Al final del primer trimestre de quinto año me cambié de colegio. En realidad me cambié de ciudad. Me vine de Rosario a Buenos Aires.
Al principio iba a venir a un colegio de Belgrano que era re pulenta. Se la re bancaba y me acuerdo que en un viaje que hicimos con mi viejo, ni bien bajarme del auto, me tuve que meter en el colegio ese, que ya estaba sin los alumnos dentro porque era casi de noche, y me hicieron hacer uno de esos tests de coeficiente intelectual.
La mina que me lo hizo hacer me anticipó que en realidad no había chances de que entrara, a menos que resultase ser un genio.
Mis notas en el colegio de Rosario eran terribles. Tenía como nueve aplazos. Y para colmo eran todos con uno dos y tres. No había ni cincos ni cuatros. Iban todas derecho a marzo, igual que el año anterior.
Y el colegio este era demasiado pulenta como para aceptar eso.
Hice el test y ya para el final estaba palmado. Empecé a contestar al azar. No me importaba nada.

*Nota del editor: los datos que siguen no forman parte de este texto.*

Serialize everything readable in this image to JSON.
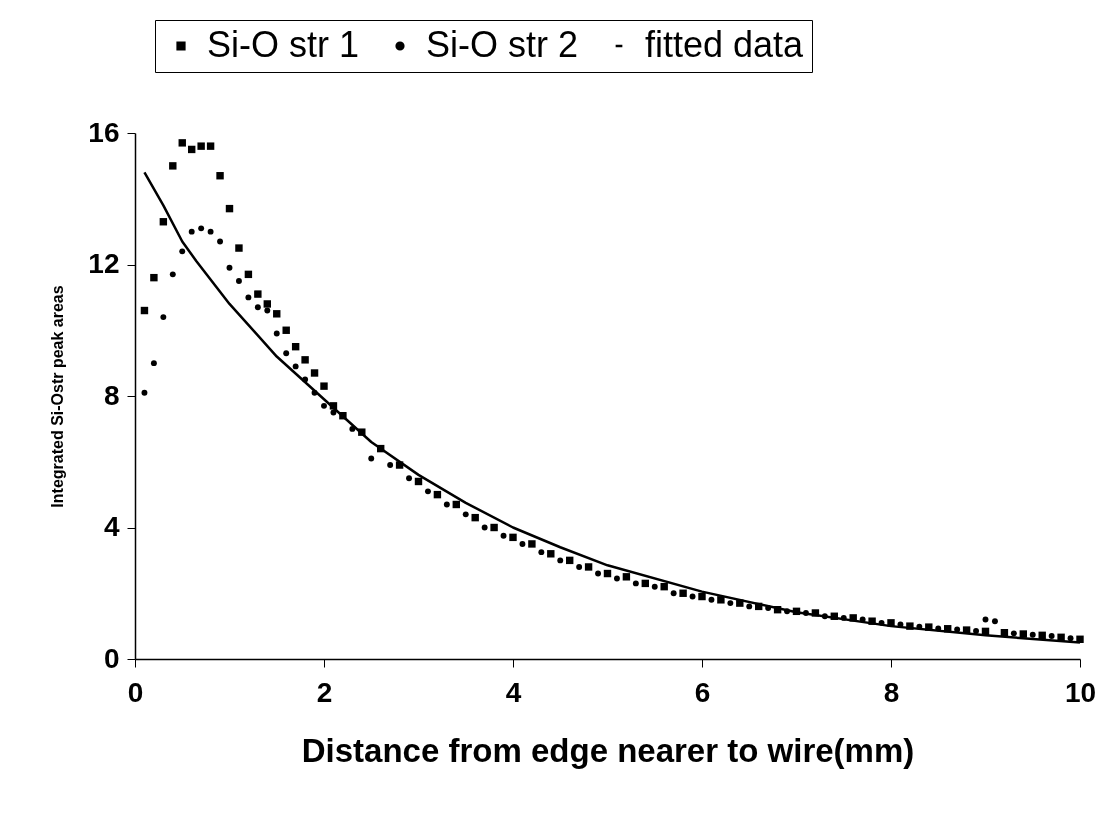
{
  "chart_data": {
    "type": "scatter",
    "xlabel": "Distance from edge nearer to wire(mm)",
    "ylabel": "Integrated Si-Ostr peak areas",
    "xlim": [
      0,
      10
    ],
    "xticks": [
      0,
      2,
      4,
      6,
      8,
      10
    ],
    "ylim": [
      0,
      16
    ],
    "yticks": [
      0,
      4,
      8,
      12,
      16
    ],
    "grid": false,
    "legend": "top",
    "series": [
      {
        "name": "Si-O str 1",
        "color": "#000000",
        "marker": "square",
        "x": [
          0.1,
          0.2,
          0.3,
          0.4,
          0.5,
          0.6,
          0.7,
          0.8,
          0.9,
          1.0,
          1.1,
          1.2,
          1.3,
          1.4,
          1.5,
          1.6,
          1.7,
          1.8,
          1.9,
          2.0,
          2.1,
          2.2,
          2.4,
          2.6,
          2.8,
          3.0,
          3.2,
          3.4,
          3.6,
          3.8,
          4.0,
          4.2,
          4.4,
          4.6,
          4.8,
          5.0,
          5.2,
          5.4,
          5.6,
          5.8,
          6.0,
          6.2,
          6.4,
          6.6,
          6.8,
          7.0,
          7.2,
          7.4,
          7.6,
          7.8,
          8.0,
          8.2,
          8.4,
          8.6,
          8.8,
          9.0,
          9.2,
          9.4,
          9.6,
          9.8,
          10.0
        ],
        "values": [
          10.6,
          11.6,
          13.3,
          15.0,
          15.7,
          15.5,
          15.6,
          15.6,
          14.7,
          13.7,
          12.5,
          11.7,
          11.1,
          10.8,
          10.5,
          10.0,
          9.5,
          9.1,
          8.7,
          8.3,
          7.7,
          7.4,
          6.9,
          6.4,
          5.9,
          5.4,
          5.0,
          4.7,
          4.3,
          4.0,
          3.7,
          3.5,
          3.2,
          3.0,
          2.8,
          2.6,
          2.5,
          2.3,
          2.2,
          2.0,
          1.9,
          1.8,
          1.7,
          1.6,
          1.5,
          1.45,
          1.4,
          1.3,
          1.25,
          1.15,
          1.1,
          1.0,
          0.97,
          0.92,
          0.88,
          0.84,
          0.8,
          0.76,
          0.72,
          0.66,
          0.6
        ]
      },
      {
        "name": "Si-O str 2",
        "color": "#000000",
        "marker": "circle",
        "x": [
          0.1,
          0.2,
          0.3,
          0.4,
          0.5,
          0.6,
          0.7,
          0.8,
          0.9,
          1.0,
          1.1,
          1.2,
          1.3,
          1.4,
          1.5,
          1.6,
          1.7,
          1.8,
          1.9,
          2.0,
          2.1,
          2.3,
          2.5,
          2.7,
          2.9,
          3.1,
          3.3,
          3.5,
          3.7,
          3.9,
          4.1,
          4.3,
          4.5,
          4.7,
          4.9,
          5.1,
          5.3,
          5.5,
          5.7,
          5.9,
          6.1,
          6.3,
          6.5,
          6.7,
          6.9,
          7.1,
          7.3,
          7.5,
          7.7,
          7.9,
          8.1,
          8.3,
          8.5,
          8.7,
          8.9,
          9.0,
          9.1,
          9.3,
          9.5,
          9.7,
          9.9
        ],
        "values": [
          8.1,
          9.0,
          10.4,
          11.7,
          12.4,
          13.0,
          13.1,
          13.0,
          12.7,
          11.9,
          11.5,
          11.0,
          10.7,
          10.6,
          9.9,
          9.3,
          8.9,
          8.5,
          8.1,
          7.7,
          7.5,
          7.0,
          6.1,
          5.9,
          5.5,
          5.1,
          4.7,
          4.4,
          4.0,
          3.75,
          3.5,
          3.25,
          3.0,
          2.8,
          2.6,
          2.45,
          2.3,
          2.2,
          2.0,
          1.9,
          1.8,
          1.7,
          1.6,
          1.55,
          1.45,
          1.4,
          1.3,
          1.25,
          1.2,
          1.1,
          1.05,
          0.98,
          0.93,
          0.9,
          0.85,
          1.2,
          1.15,
          0.78,
          0.74,
          0.7,
          0.63
        ]
      },
      {
        "name": "fitted data",
        "type": "line",
        "color": "#000000",
        "marker": "none",
        "line_style": "solid",
        "x": [
          0.1,
          0.3,
          0.5,
          0.65,
          1.0,
          1.5,
          2.0,
          2.5,
          3.0,
          3.5,
          4.0,
          4.5,
          5.0,
          6.0,
          7.0,
          8.0,
          9.0,
          10.0
        ],
        "values": [
          14.8,
          13.8,
          12.7,
          12.1,
          10.8,
          9.2,
          7.9,
          6.6,
          5.6,
          4.75,
          4.0,
          3.4,
          2.85,
          2.05,
          1.42,
          1.0,
          0.72,
          0.5
        ]
      }
    ]
  }
}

Después me metí de nuevo en el auto y mi viejo me trajo a ver el departamento en el que ahora estoy escribiendo esto.
Es increíble. Yo era la misma persona que ahora y el barrio era el mismo que ahora. Y sin embargo los del recuerdo me resultan absolutamente ajenos. Estoy bastante seguro de que yo no era aquel. Y estoy bastante seguro de que en ese entonces tenía muchísima menos edad que 17 años.
A veces pienso que en realidad mi vida empezó ese día.
Cuando nos acercamos con mi viejo por La Pampa, me llamó muchísimo la atención ver que a dos cuadras de mi casa había una tremenda escuela de música (EMBA).
Por esa época ya tocaba la batería y para mis adentros me dije que tarde o temprano iba a estudiar ahí. Pero al final eso nunca pasó.
Qué flash que era para mí imaginarme que iba a vivir entre todos estos edificios y negocios. Kioscos abiertos durante las madrugadas.
Cuando nos metimos en el garaje y dejamos el auto y subimos por primera vez en el ascensor que hoy uso a diario, le fui contando a mi viejo lo que me había dicho la mina del test, eso de que no tenía chances de quedar.
Y mi viejo me dijo que iba a entrar igual.
Después llegamos al departamento y saludamos a los albañiles y al electricista, que era un oriental y que me contó que tocaba la guitarra en Tintoreros.
Cuando me mostraron mi cuarto, me pareció enorme. Allá en Rosario vivía en un altillito en el que solían hacer más de cuarenta grados de sensación térmica.
Ahora me preguntaba si me iban a dejar tocar la batería en este lugar.
Pero lo mejor fue cuando miré por mi nueva ventana. Ahí dije wow, a la mierda.
El edificio de enfrente era eterno. Mirando hacia arriba no llegabas a ver el último piso. Tenías que sacar la cabeza para afuera e inclinarte muchísimo. Pero era un peligro porque te agarraba vértigo. Por la ventana de mi casa ya no iba a haber un terreno baldío, sino un rascacielos interminable.
Ese día comimos en McDonald’s y por la mañana volvimos a Rosario.
Cuando íbamos por la ruta no sabía bien qué pensar.
Me preocupaba que mis amigos no supieran nada acerca de mi mudanza.